One more data point. At the University of Toronto, Lecturers are faculty members protected by the University of Toronto Faculty Association — not quite a union, but a collective bargaining unit. Many lectureships are permanent arrangements (there are also limited term appointments, for sabbatical replacement, etc., just as their are limited term assistant/associate/full professorships). After five years or so, Lecturers are considered for promotion to Senior Lecturer: it’s almost as hard to fire a Senior Lecturer as a tenured Professor. A Lecturer can become the Chair of a department or Director of a similar unit: the Director of the Centre for French and Linguistics at the University of Toronto Scarborough is a Senior Lecturer, as is the Associate Chair of the Department of Political Science at the University of Toronto Mississauga.

sin nombre
sin nombre
9 years ago

I have one of those sorts of positions now where I work. It’s more than 1 year, but limited term nevertheless. My pay is excellent and better than some post docs I missed out on, but I don’t know what it compares to other TT professors at my school. I am treated excellent, have benefits, have a 4/4 load and job security for a few years. I am very appreciative, but I worry about the state of the university system when it was explained to me the minuscule possibility that this could turn into a TT line. I was told the entire school is moving towards this contract system. Tenured people are retiring and being replaced by limited-term contract people. I’m unclear how you can run a functional department with just contract people once the last tenured prof retires, or if there is some minimum baseline of tenured and TT profs they want in the department.

Derek Bowman
9 years ago

Thanks to the anonymous junior prof who asked this, and thanks to those who have contributed. I hope more people become aware of the wide range of positions that can full under the title ‘lecturer,’ especially in the U.S. (For a further example, at my present institution the ‘Adjuncts’ are full-time, salaried, and term limited, while the ‘Special Lecturers’ are part-time, per course contract workers).

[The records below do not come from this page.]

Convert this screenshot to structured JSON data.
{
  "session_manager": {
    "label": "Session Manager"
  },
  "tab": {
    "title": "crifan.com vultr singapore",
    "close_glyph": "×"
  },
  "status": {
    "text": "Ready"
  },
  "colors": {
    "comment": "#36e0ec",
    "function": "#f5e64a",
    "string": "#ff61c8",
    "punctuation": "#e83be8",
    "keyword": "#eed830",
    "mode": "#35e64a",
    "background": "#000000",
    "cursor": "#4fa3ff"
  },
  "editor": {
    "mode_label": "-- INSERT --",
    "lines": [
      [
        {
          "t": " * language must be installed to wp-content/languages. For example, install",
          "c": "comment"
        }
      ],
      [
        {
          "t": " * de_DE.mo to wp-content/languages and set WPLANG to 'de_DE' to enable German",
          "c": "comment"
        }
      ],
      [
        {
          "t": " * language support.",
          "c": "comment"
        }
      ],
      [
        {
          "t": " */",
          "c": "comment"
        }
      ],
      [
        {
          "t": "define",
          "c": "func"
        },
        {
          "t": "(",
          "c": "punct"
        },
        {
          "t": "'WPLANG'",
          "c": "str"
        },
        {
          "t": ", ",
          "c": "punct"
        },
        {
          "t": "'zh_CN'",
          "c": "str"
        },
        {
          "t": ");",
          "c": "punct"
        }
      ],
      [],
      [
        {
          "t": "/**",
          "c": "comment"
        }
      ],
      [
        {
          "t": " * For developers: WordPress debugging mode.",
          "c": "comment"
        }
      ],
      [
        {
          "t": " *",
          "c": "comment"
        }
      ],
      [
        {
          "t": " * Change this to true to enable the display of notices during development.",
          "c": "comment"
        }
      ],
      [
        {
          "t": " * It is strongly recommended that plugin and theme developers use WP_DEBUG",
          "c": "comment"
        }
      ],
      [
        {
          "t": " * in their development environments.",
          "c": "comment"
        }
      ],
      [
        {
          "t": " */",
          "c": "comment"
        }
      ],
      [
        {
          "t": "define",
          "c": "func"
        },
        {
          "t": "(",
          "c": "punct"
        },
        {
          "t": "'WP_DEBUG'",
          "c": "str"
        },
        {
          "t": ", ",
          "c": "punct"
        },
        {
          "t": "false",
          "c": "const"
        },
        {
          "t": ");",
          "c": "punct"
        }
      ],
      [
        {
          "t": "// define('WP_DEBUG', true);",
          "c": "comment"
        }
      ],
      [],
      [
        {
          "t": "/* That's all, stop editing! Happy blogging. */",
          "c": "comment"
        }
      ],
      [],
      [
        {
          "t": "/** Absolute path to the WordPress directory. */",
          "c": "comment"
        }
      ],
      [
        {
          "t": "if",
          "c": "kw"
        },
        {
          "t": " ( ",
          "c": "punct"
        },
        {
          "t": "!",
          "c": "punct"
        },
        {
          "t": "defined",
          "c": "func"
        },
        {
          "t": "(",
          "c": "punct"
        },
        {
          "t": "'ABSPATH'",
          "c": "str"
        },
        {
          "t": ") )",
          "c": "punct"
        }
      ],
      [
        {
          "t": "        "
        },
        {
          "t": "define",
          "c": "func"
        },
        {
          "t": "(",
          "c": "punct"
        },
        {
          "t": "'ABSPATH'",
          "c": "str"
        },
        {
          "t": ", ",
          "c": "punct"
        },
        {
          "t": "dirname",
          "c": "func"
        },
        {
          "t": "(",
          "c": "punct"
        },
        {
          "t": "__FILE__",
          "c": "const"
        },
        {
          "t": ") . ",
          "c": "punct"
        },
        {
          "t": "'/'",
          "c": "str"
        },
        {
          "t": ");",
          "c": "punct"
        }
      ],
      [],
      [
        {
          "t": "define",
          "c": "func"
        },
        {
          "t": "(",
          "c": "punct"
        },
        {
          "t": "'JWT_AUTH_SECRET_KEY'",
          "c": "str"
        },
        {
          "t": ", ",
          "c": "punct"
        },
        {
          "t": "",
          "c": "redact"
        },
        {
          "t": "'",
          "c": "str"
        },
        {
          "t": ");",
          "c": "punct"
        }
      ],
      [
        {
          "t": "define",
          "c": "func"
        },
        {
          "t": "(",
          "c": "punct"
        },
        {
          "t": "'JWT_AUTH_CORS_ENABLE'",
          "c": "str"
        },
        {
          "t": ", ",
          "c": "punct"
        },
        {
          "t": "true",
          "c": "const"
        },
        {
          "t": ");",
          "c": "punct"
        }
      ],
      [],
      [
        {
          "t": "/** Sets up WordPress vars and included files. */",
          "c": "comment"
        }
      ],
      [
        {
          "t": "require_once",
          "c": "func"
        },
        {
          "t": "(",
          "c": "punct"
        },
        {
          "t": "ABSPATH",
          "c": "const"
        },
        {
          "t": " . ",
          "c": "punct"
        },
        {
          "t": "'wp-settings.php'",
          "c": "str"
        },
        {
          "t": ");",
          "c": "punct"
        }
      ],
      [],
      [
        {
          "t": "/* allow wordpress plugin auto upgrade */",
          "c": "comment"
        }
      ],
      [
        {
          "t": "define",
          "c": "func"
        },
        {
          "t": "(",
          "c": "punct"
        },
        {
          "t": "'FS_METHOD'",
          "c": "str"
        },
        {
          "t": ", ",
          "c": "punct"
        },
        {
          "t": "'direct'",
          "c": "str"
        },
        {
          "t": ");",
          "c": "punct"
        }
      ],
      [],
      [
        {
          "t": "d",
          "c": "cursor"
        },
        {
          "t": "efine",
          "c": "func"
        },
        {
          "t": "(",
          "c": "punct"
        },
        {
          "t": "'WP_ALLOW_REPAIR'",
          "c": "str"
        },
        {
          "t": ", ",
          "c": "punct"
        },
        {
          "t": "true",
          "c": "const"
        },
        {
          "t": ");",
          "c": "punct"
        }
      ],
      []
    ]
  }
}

But while many of these comments address the important issues of exploitative vs non-exploitative positions, I don’t think most of them address the questioner’s original worry – do these positions contribute to the further erosion of tenure. So it’s good that some lecturers have a path to promotion and job security, but how much effective academic freedom do they enjoy in their classrooms? And are they able to contribute independently to faculty governance with the same security as those with tenure? (Or, for example, do they have more reason than their tenured colleagues to be afraid to contribute to forums like this using their own names?)

Philip Kremer
Philip Kremer
9 years ago

Derek, this is obviously going to depend massively on the institution. In my experience talking to lecturers at the University of Toronto, they generally have as much academic freedom in their classrooms as do professors. As noted, they can contribute to faculty governance, but it is rare: I know of only a couple of cases of [Senior] Lecturers appointed as Chairs or Associate Chairs, and it would be unthinkable to appoint a [Senior] Lecturer to as Dean or Provost, etc. I don’t think that any lecturer at the University of Toronto should be any more afraid than anyone else to contribute to a forum like this under their own name, certainly not a senior lecturer: you couldn’t dismiss a senior lecturer any more easily than a tenured professor for their public pronouncements. (Public pronouncement that break our hate-speech laws might, for all I know, put both senior lecturers and tenured professors in a position to be fired for gross misconduct.) Anyway, this is my impression of the matter.

CGH
CGH
8 years ago

My husband is a TT lecturer at a large UC school. To me this seems like a grueling job I think he has 4/4. My question to you all- does anyone know of anyone who has moved from lecturer to assistant professor? He wants to wait for tenure to start looking for new jobs (that will be after 6 years, with no research). Is assistant professor completely out of the question at that point?